Lauren Donley is an Energy Engineer at Abacus Resource Management Company. She graduated in 2011 as an Energy Management Technician from the Northwest Energy Education Institute at Lane Community College and is a University of Oregon alum with a Bachelor of Arts in Political Science and Environmental Studies.  Lauren loves that challenge of deciphering how buildings work and is passionate about helping reduce energy use and cut costs for businesses and schools.
Lauren’s presentation focused on the value of using and evaluating DDC trend data and short term data logging with portable loggers. She showed up how with careful analysis, it is possible to determine what is actually happening in a building during unoccupied hours. She took us through several examples to show us the true value of data logging. In one case, the data highlighted a problem that could not be observed in any other way.

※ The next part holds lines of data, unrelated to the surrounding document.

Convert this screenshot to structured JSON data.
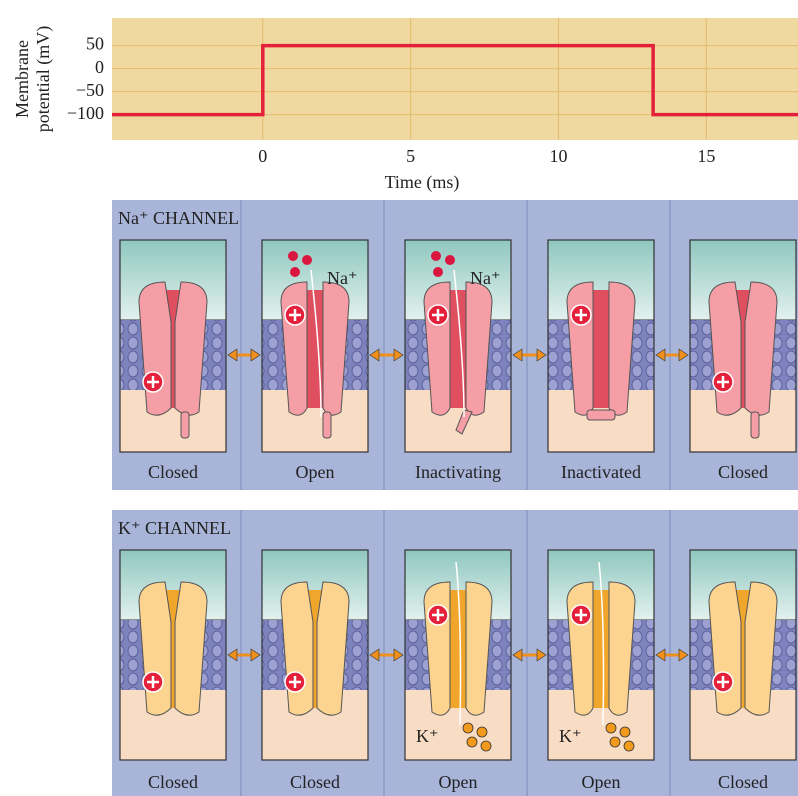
{
  "chart_data": {
    "type": "line",
    "ylabel": [
      "Membrane",
      "potential (mV)"
    ],
    "xlabel": "Time (ms)",
    "x": [
      -5.1,
      0,
      0,
      13.2,
      13.2,
      18.1
    ],
    "values": [
      -100,
      -100,
      50,
      50,
      -100,
      -100
    ],
    "color": "#e5203a",
    "xlim": [
      -5.1,
      18.1
    ],
    "xticks": [
      0,
      5,
      10,
      15
    ],
    "ylim": [
      -155,
      110
    ],
    "yticks": [
      50,
      0,
      {
        "value": -50,
        "label": "−50"
      },
      {
        "value": -100,
        "label": "−100"
      }
    ],
    "grid": true,
    "background": "#f0d9a0"
  },
  "channels": [
    {
      "title": "Na⁺ CHANNEL",
      "states": [
        {
          "label": "Closed"
        },
        {
          "label": "Open",
          "ion": "Na⁺"
        },
        {
          "label": "Inactivating",
          "ion": "Na⁺"
        },
        {
          "label": "Inactivated"
        },
        {
          "label": "Closed"
        }
      ]
    },
    {
      "title": "K⁺ CHANNEL",
      "states": [
        {
          "label": "Closed"
        },
        {
          "label": "Closed"
        },
        {
          "label": "Open",
          "ion": "K⁺"
        },
        {
          "label": "Open",
          "ion": "K⁺"
        },
        {
          "label": "Closed"
        }
      ]
    }
  ]
}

She provided a convincing case for the need for data logging to uncover hard to find sources of a problem.  See Her Presentation

Oregon APEM had several outstanding nominations for the 2012 Student Project of the year award. Each nominee submitted a summary of a project they had completed during their time as a student. Board members reviewed each project and rated it based on how it related to energy management, the depth of knowledge each student acquired completing their project, the complexity, thoroughness, and accuracy of their findings, and how valuable the findings are to the industry or student community.
Tyler Kimble, an Energy Management Student from Lane Community college (LCC) was selected as the 2012 recipient for his outstanding energy analysis of the math & science building on LCC’s main campus. Tyler presented his analysis at the Summer Forum and was then presented his award by Oregon APEM president Elin Shepard.  Congratulations Tyler!